I owe a lot to my first gym buddies, Travor and Brandon, who came with me to the gym after school every day, rain or shine. We failed together and we grew with each other. My fondest memory from those days was the nicknames we gave to the huge dudes at the gym. Gaston was a guy with a ponytail and 20 inch arms, Goggles was a guy with Coke bottle glasses who had such huge lats he walked sideways through doors, and Spike was a dude with a Mohawk and tree trunks for legs. These characters, which only exist as cartoons in my memory, gave me strength. Putting them down behind their backs seemed to make my puny biceps compare to theirs.
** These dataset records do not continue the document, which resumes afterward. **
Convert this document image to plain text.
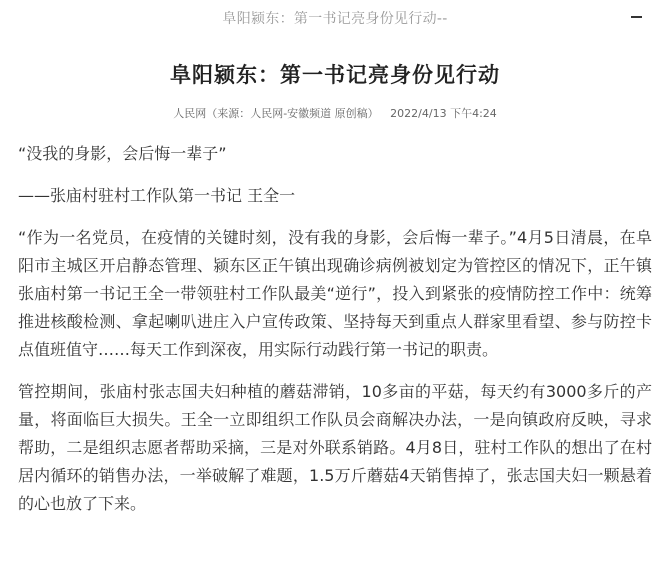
阜阳颍东：第一书记亮身份见行动--
阜阳颍东：第一书记亮身份见行动
人民网（来源：人民网-安徽频道 原创稿） 2022/4/13 下午4:24

“没我的身影，会后悔一辈子”

——张庙村驻村工作队第一书记 王全一

“作为一名党员，在疫情的关键时刻，没有我的身影，会后悔一辈子。”4月5日清晨，在阜阳市主城区开启静态管理、颍东区正午镇出现确诊病例被划定为管控区的情况下，正午镇张庙村第一书记王全一带领驻村工作队最美“逆行”，投入到紧张的疫情防控工作中：统筹推进核酸检测、拿起喇叭进庄入户宣传政策、坚持每天到重点人群家里看望、参与防控卡点值班值守……每天工作到深夜，用实际行动践行第一书记的职责。

管控期间，张庙村张志国夫妇种植的蘑菇滞销，10多亩的平菇，每天约有3000多斤的产量，将面临巨大损失。王全一立即组织工作队员会商解决办法，一是向镇政府反映，寻求帮助，二是组织志愿者帮助采摘，三是对外联系销路。4月8日，驻村工作队的想出了在村居内循环的销售办法，一举破解了难题，1.5万斤蘑菇4天销售掉了，张志国夫妇一颗悬着的心也放了下来。
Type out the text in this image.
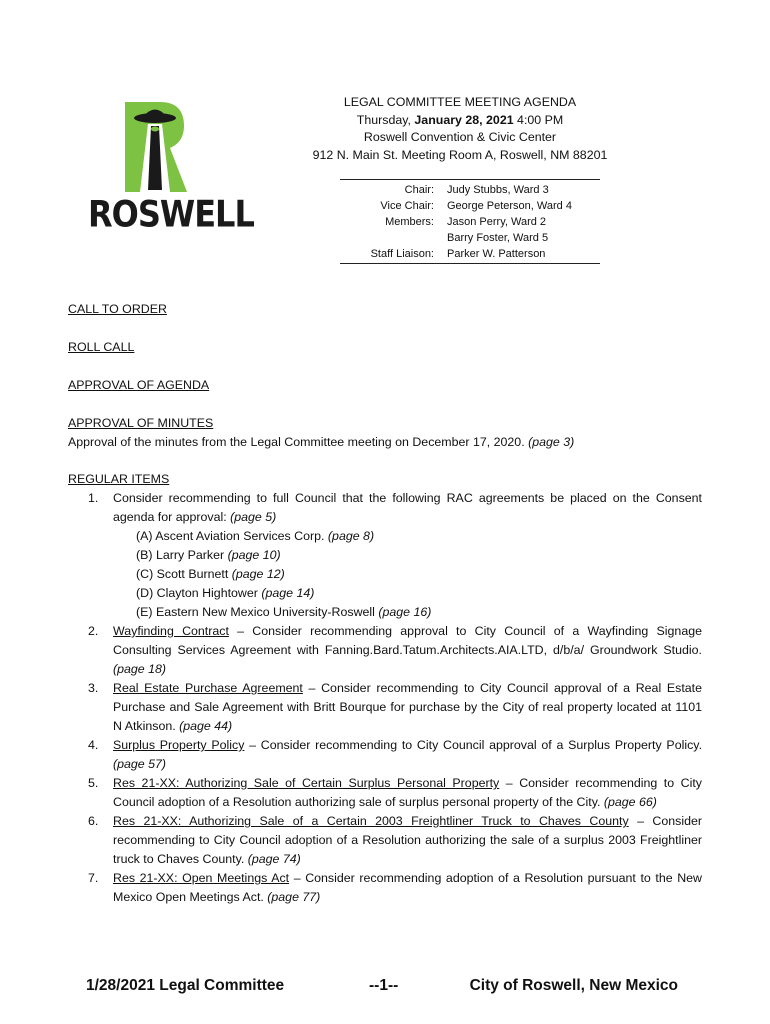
ROSWELL
LEGAL COMMITTEE MEETING AGENDA
Thursday, January 28, 2021 4:00 PM
Roswell Convention & Civic Center
912 N. Main St. Meeting Room A, Roswell, NM 88201
Chair:	Judy Stubbs, Ward 3
Vice Chair:	George Peterson, Ward 4
Members:	Jason Perry, Ward 2
Barry Foster, Ward 5
Staff Liaison:	Parker W. Patterson
CALL TO ORDER
ROLL CALL
APPROVAL OF AGENDA
APPROVAL OF MINUTES
Approval of the minutes from the Legal Committee meeting on December 17, 2020. (page 3)
REGULAR ITEMS
1. Consider recommending to full Council that the following RAC agreements be placed on the Consent agenda for approval: (page 5)
(A) Ascent Aviation Services Corp. (page 8)
(B) Larry Parker (page 10)
(C) Scott Burnett (page 12)
(D) Clayton Hightower (page 14)
(E) Eastern New Mexico University-Roswell (page 16)
2. Wayfinding Contract – Consider recommending approval to City Council of a Wayfinding Signage Consulting Services Agreement with Fanning.Bard.Tatum.Architects.AIA.LTD, d/b/a/ Groundwork Studio. (page 18)
3. Real Estate Purchase Agreement – Consider recommending to City Council approval of a Real Estate Purchase and Sale Agreement with Britt Bourque for purchase by the City of real property located at 1101 N Atkinson. (page 44)
4. Surplus Property Policy – Consider recommending to City Council approval of a Surplus Property Policy. (page 57)
5. Res 21-XX: Authorizing Sale of Certain Surplus Personal Property – Consider recommending to City Council adoption of a Resolution authorizing sale of surplus personal property of the City. (page 66)
6. Res 21-XX: Authorizing Sale of a Certain 2003 Freightliner Truck to Chaves County – Consider recommending to City Council adoption of a Resolution authorizing the sale of a surplus 2003 Freightliner truck to Chaves County. (page 74)
7. Res 21-XX: Open Meetings Act – Consider recommending adoption of a Resolution pursuant to the New Mexico Open Meetings Act. (page 77)
1/28/2021 Legal Committee	--1--	City of Roswell, New Mexico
I Was Just About to Give Up…

It’s now one year later and I weight an overwhelming 108 lbs. I could do a chest press with the weights from the big boy area but was still curl and burning with the 12s. This was my lowest point. I’d busted my butt and didn’t think I had anything to show for it. I was still getting beaten up in hockey and gotten into a lot of trouble for violently retaliating. I received a 6-game suspension and the police became involved. I regret what I did to this day but the bully had pushed me over the edge. In school he would pester me daily and he was the type of hockey player that knew exactly which buttons to push. Everything went red and I lost control. I apologize and am fortunate everybody was OK. Lucky for me my first a-ha moment was right around the corner. At a time when nothing was going right and I was about to quit both the gym and hockey I threw a party at my house. To my surprise I found myself in my childhood bedroom with the girl who would become my first girlfriend. In an instance of unprecedented bravado I took off my shirt and you know what? She noticed! She complimented my physique and said “you must be working out.” That was it, and I was hooked.

Cottage Cheese

All I remember from University is a lot of partying, the campus gym, inane multiple-choice tests, and cottage cheese (I vaguely remember reading a Men’s Health article saying it had lots of protein). Every day for two years I ate a giant bowl of 2 percent cottage cheese with lunch. At the end of those two years I weighed 145 lbs. This was where my real education took place. I’d sit in the gym (by 2nd year I managed the weight room) with a biomechanics textbook and try to name all of the movements people were doing. I went so far as to try and visualize the heart beat, the muscles contract, and the lungs expand of everybody working out. I didn’t know much but I kept at it, day in and day out. I’d follow a workout from a magazine one month, a book the next, and decide to develop my own program the next. It wasn’t efficient but slowly I became a movement expert. Thirty hours of dedicated study in the gym and 25 hours of lecture outside of a week helped me build up my 10,000 hours early. Finally after four years of working out it clicked and I figured out the secret. I started to focus more on the movement, not on the weights. The mind-muscle connection became my number one priority. Suddenly I started getting huge gains. I dead lifted two plates for the first time and was able to bench press my weight. Most of all I went out of my way to get invited to pool parties.

Forever Changed

I owe the gym a lot. It’s changed my life. It provided me a sanctuary when I needed to get comfortable in my own skin and has been my second home for the past 12 years. I now fluctuate between 150-160 lbs and feel great. I even went back to train at the YMCA last year. While lifting weights in the big boy area I glanced over to see two young guys playing around with weights. Some gym goers would have probably thought these kids were idiots. I simply smiled and thought to myself “the cycle continues.” These days I don’t have any lofty goals. I like the way I look. I can bench press 200 lbs, squat 250, and deadlift 400. I don’t worry about digging deep every day and progressing with every workout. To me enjoyment and fulfillment of the journey is what matters. Perhaps my greatest pleasure in life comes from helping others achieve the same level of fulfillment through exercise that I did. Don’t get confused trying to find the next best workout, the magic diet, or the most effective cardio. They don’t exist. The Devil isn’t in the details. Just get out there and get moving. Find your Gaston and look forward to your a-ha moment. I promise you won’t look back.